As "cidades do futuro" pretendem ser verdes, sustentáveis, inteligentes e low cost. Isto já existe. Chama-se "Campo". Frederico Lucas

Thursday, December 03, 2009

Novos Povoadores à conquista do Interior



"Sou a prova viva de que com Internet podemos trabalhar em qualquer lado"

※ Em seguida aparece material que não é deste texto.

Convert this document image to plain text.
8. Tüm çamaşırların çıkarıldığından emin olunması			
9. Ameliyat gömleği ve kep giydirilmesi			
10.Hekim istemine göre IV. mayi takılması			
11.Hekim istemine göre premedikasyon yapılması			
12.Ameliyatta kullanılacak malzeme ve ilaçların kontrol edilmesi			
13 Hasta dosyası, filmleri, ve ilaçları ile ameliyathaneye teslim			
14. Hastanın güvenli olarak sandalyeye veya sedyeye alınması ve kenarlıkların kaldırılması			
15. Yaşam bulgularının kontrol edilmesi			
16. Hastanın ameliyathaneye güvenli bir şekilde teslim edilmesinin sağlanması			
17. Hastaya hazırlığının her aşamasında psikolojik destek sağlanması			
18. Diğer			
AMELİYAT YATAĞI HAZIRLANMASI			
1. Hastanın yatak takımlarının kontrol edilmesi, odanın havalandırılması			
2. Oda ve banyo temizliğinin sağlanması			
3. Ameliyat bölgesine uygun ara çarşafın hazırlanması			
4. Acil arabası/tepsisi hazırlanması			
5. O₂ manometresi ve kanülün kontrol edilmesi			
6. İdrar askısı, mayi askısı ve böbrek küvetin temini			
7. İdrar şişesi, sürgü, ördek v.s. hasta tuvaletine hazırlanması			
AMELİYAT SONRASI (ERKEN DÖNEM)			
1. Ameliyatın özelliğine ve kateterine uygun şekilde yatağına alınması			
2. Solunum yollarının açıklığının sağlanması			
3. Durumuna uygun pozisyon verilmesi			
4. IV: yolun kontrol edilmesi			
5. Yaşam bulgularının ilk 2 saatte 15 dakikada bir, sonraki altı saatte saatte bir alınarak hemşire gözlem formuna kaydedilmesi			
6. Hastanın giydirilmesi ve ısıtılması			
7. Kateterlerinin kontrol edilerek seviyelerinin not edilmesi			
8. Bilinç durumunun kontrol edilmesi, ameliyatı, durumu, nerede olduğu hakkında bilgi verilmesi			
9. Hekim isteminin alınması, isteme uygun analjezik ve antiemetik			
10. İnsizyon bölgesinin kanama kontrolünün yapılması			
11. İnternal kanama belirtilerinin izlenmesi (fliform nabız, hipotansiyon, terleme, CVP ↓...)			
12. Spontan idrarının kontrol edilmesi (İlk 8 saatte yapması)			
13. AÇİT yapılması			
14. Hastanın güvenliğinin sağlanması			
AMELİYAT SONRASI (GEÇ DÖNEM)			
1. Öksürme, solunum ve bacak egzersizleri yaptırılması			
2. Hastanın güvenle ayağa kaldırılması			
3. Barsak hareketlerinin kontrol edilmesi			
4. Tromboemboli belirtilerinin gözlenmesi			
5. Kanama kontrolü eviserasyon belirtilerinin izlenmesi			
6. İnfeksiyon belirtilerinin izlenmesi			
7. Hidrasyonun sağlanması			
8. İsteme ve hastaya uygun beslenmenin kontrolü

Frederico Lucas tem 37 anos, três filhos e uma ambição: promover o êxodo urbano, trazer consumidores para os territórios de baixa densidade.
Com o projecto Novos Povoadores, de que é co-autor, quer também demonstrar que se pode ganhar dinheiro a partir de qualquer sítio. Ele está a tentar fazê-lo, a partir de Trancoso. E há muitas famílias interessadas em seguir-lhe os passos.
Por Luísa Pinto

Quando cheguei, estava deslumbrado. Vim para Trancoso em 2004, atrás da minha ex-mulher. Depois de termos vivido em Telheiras, mudámo-nos para Azeitão. Foi lá que nasceu o nosso terceiro filho, em 2002. Foi em Azeitão que fiquei quando nos separámos, com os dois mais velhos, de três e cinco anos, na altura. Eu trabalhava como consultor na área da comunicação. Demorava uma hora a chegar a Lisboa, e outro tanto a regressar, gastava dez euros por dia, já sem contar com combustível, que nem me lembro a quanto estava. Quando me mudei, os meus custos fixos passaram de 1750 euros por mês, entre casa e infantários e ATL dos filhos, para 390 euros.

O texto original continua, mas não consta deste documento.